Lessons from a Disgruntled Coot
We were sitting in the local park recently watching the bird life. Not an obvious theatre for learning about human behaviour you may think, but stay with me for a moment.
Our attention was caught by a coot who was acting aggressively towards every other bird on the lake. So disgruntled was this coot that not only was he attacking any birds that came near (not many given his attitude), but he was also looking around for birds with whom to pick a fight. We casually dismissed him as a bad tempered bird, and wandered on.
Whereupon we came upon a flock of newly born (and still nesting) coots and all became clear. Our disgruntled coot was not acting unreasonably. He was protecting his family.
A couple of days later a Chief Executive was telling me about a manager in his team who was exhibiting "disgruntled coot" behaviour. He was irritable and angry with all around him. Both the Chief Exec and his colleagues were seeking to deal with these behaviours as best they could. But it was hard not to dismiss him as a "bad tempered bird" and to act in response to that.
What was really going on?
It didn't take much analysis for possible underlying causes of the irritable and angry behaviour to become apparent. And beyond that, for a number of strategies to emerge that might address the underlying issues, rather than simply work at the irritable and angry symptom level.

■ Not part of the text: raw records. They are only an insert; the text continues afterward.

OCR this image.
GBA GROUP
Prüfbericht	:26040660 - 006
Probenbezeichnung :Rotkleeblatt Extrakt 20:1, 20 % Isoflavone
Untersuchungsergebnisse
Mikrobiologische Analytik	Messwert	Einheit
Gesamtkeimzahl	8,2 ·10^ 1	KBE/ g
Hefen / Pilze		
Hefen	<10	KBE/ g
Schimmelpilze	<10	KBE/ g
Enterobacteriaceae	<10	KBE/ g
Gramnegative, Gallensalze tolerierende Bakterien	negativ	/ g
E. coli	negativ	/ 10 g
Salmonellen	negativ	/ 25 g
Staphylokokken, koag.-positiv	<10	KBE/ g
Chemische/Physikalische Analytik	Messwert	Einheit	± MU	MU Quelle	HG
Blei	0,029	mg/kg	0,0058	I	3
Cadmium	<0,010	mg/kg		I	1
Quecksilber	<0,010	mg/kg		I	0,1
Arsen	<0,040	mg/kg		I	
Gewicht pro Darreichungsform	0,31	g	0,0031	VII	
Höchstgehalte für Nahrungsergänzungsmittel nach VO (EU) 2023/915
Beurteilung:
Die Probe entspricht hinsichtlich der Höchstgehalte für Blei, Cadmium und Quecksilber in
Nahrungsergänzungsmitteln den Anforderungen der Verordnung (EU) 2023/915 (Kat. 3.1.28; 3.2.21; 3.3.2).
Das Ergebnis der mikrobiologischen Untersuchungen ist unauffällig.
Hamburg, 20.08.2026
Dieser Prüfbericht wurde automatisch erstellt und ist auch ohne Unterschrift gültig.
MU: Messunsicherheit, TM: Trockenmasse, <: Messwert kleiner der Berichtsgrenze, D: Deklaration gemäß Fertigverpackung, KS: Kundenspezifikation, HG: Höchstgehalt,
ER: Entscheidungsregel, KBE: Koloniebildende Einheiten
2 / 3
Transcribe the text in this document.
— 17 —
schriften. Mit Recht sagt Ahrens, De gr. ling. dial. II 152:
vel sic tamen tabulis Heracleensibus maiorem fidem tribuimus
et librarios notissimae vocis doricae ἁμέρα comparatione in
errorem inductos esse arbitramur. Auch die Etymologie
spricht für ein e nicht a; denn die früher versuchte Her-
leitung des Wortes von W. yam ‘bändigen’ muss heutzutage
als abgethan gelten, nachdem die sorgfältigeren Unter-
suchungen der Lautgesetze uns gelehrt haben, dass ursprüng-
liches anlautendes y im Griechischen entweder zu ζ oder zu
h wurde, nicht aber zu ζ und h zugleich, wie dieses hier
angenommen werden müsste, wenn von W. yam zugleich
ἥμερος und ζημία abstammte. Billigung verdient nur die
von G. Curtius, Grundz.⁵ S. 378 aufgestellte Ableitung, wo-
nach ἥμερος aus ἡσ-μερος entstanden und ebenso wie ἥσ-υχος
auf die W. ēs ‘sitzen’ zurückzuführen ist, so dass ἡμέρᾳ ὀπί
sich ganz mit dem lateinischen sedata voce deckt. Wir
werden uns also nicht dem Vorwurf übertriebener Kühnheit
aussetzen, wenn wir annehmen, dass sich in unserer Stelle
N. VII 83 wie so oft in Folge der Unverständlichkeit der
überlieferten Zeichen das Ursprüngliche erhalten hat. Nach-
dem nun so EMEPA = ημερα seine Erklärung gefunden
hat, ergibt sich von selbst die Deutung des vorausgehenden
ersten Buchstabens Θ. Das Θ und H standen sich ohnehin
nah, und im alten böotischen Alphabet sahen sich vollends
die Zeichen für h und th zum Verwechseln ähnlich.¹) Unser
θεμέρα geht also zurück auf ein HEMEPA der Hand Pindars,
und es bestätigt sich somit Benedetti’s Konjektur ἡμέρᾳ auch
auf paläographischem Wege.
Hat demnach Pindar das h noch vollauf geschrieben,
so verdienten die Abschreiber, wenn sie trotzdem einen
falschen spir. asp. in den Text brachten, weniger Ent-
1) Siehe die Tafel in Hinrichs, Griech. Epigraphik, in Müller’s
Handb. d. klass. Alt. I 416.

How often do we take the time to do that? To seek to understand, rather than to work at the superficial level, and to take time to think about a person's situation rather than dismiss them as unreasonable simply based on a superficial perception of their behaviour.
And before we all get too smug about this, are you sure that all of your behaviour seems reasonable to the casual observer? I had my own bout of irritability only last week, but it took a while for me to understand the underlying cause and to deal with it - and hopefully to be less irritable as a result.
It's simply too easy and too lazy only to look at behaviours and to be dismissive of people as a result. It may take very little effort to actually understand what's going on. And it's almost always worth the effort. Just as it was with the coot.